In practice, daylight enlarging is fairly simple. The negative is fixed in position at A and focussed to the required size on the ground glass at B. The ground glass will afterwards give place to a dark slide containing the bromide paper. We need hardly remind the operator that the larger the size of picture required, the longer the distance must be between B and C, and the shorter the distance between C and A; in fact, from B to C will equal A to C multiplied by the number of times the enlargement is to exceed the original. A negative is not a handy thing to focus, as it provides no clear standard of comparison; and in getting accurate focus it is usual to substitute a glass plate ruled in parallel lines and squares. Focus with a full aperture and then stop down, remembering that enlarging work is a very severe test of the virtues of a lens, and that the smaller the stops the better for the outlines, but, on the other hand, the longer the exposure.

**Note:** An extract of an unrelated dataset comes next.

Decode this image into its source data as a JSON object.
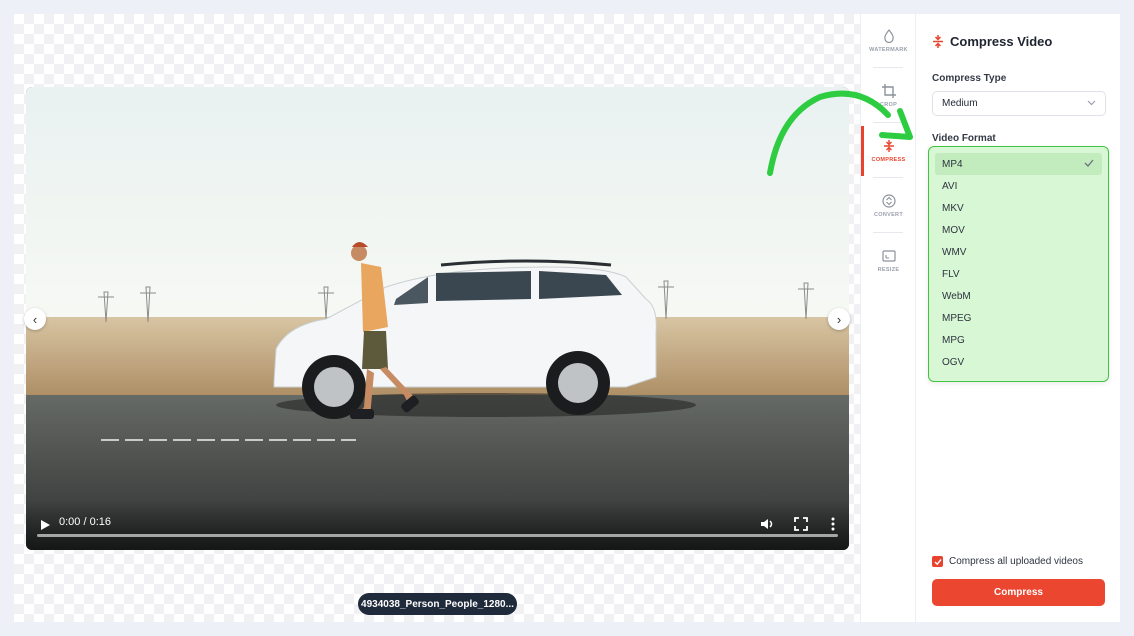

When using films or plates of smaller size than the full capacity of the negative holder, take care that the margins are well masked, either by the suitable plate-carriers or black paper. Marginal light is as fatal almost to good enlarging as pinholes in the bellows.
Choose a window having a north aspect or, at any rate, such that the direct rays of the sun are not within the field of view; tilt the camera as shown in the figure in order to secure even illumination, which is not interfered with by the shadow of the earth, intrusive trees, buildings, etc. If the situation is very confined, take it on the roof or out-of-doors and tilt nearly upright.